La Potentille ansérine (Potentilla anserina -Rosaceae) . On la reconnaît par ses 5 pétales jaunes or. Elle s’offre en usage interne contre la diarrhée et en tant que désinfectant en usage externe.

La Fougère mâle (Dryopteris filix-masc - Dryopteridaceae). C’est une fougère qui a été utilisée jadis dans la pharmacopée européenne en tant que vermifuge. Le professeur Hostettmann précise que la filicine contenue dans la plante a comme effet de paralyser les vers. Le patient devra donc, après ce premier traitement, avaler une purge (huile de ricin)!

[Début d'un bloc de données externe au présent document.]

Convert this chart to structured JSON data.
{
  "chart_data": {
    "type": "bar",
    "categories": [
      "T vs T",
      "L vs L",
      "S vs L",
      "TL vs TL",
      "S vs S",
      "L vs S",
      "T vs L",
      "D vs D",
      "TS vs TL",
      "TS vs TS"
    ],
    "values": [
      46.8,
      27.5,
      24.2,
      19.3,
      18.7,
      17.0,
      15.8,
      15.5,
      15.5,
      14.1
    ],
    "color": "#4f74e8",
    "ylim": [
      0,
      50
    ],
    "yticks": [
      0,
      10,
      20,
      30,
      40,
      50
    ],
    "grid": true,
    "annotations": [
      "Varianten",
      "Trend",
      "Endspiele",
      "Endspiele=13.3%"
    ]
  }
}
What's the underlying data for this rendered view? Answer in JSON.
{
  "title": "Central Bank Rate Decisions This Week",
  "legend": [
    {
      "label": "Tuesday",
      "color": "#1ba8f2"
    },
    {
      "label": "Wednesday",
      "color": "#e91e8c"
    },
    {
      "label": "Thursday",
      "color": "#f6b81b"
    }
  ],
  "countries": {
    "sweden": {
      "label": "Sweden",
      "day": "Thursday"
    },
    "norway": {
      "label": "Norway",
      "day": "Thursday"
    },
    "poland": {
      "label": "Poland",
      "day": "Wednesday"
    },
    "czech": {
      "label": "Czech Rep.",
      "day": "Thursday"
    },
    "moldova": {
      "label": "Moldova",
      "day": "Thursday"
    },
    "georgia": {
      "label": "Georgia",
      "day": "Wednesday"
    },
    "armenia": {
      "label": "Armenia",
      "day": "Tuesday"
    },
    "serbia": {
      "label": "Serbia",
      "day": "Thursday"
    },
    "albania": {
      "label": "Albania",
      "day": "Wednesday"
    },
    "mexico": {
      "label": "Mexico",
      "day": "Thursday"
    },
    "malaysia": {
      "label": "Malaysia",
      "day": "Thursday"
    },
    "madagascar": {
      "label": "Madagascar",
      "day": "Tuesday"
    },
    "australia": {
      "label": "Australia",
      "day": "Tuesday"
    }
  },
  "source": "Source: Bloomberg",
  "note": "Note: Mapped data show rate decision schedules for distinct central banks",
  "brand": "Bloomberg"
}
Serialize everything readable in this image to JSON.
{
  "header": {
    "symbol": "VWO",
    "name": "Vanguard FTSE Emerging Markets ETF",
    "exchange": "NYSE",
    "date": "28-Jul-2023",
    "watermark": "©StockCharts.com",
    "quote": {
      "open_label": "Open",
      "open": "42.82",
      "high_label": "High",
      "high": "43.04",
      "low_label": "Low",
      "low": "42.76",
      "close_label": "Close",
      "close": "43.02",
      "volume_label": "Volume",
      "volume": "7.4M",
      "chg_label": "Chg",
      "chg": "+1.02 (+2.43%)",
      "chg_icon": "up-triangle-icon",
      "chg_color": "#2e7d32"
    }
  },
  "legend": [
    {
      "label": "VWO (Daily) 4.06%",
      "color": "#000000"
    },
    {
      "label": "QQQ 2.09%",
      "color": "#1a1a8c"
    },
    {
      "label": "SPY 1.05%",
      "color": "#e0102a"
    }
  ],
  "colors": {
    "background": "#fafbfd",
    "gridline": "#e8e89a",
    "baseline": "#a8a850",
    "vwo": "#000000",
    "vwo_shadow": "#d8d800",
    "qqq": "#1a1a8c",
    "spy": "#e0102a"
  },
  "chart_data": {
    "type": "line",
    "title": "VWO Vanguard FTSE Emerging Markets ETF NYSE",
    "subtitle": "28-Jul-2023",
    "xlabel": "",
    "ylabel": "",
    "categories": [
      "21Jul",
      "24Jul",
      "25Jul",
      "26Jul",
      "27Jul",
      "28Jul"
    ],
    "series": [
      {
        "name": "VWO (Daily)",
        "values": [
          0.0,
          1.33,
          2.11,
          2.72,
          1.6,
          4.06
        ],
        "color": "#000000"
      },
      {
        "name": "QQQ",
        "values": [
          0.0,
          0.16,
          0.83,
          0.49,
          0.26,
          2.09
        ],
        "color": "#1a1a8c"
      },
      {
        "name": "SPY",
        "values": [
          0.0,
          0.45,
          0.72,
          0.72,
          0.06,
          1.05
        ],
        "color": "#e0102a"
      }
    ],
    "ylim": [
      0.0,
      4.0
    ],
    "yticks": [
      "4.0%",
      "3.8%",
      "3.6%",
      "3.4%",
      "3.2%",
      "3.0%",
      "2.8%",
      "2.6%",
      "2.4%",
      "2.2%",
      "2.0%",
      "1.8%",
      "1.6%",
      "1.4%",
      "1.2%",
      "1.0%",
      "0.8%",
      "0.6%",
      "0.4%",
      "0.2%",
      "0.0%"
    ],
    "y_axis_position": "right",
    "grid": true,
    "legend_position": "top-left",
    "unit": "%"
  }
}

La Myrtille (Vaccinium myrtillus – Ericaceae). Au sens botanique, les myrtilles appartiennent au groupe des airelles, terme utilisé alors pour l'ensemble des espèces du genre Vaccinium. Au sens culinaire, on fait la distinction entre les myrtilles (bleues et plutôt sucrées) et les airelles (rouges et plutôt acidulées). Ces fruits contiennent beaucoup de fibres et d’antioxydants. La forte capacité anti-oxydante des myrtilles peut s’expliquer par la grande quantité de vitamine E, ainsi que par la présence de vitamine C et de polyphénols comme la cyanidine-3-glycoside (anthocyanoside) ou le resveratrol. La formation des anthocyanes est favorisée par la lumière ou le froid. L’utilisation du fruit frais génère de légères diarrhées. L’effet opposé est obtenu en séchant le fruit à 40 degrés. Une fois sèché, ce fruit peut se consommer en tisane ou tel quel. On lui reconnaît alors plusieurs propriétés médicales récemment validées ; 20 g. de myrtilles lyophilisées par jour permettent une diminution de la tension artérielle de 6%. En outre elle améliore la vision nocturne grâce à la vitamine A. Elle est également utilisée afin de préserver la mémoire (1) et le système veineux.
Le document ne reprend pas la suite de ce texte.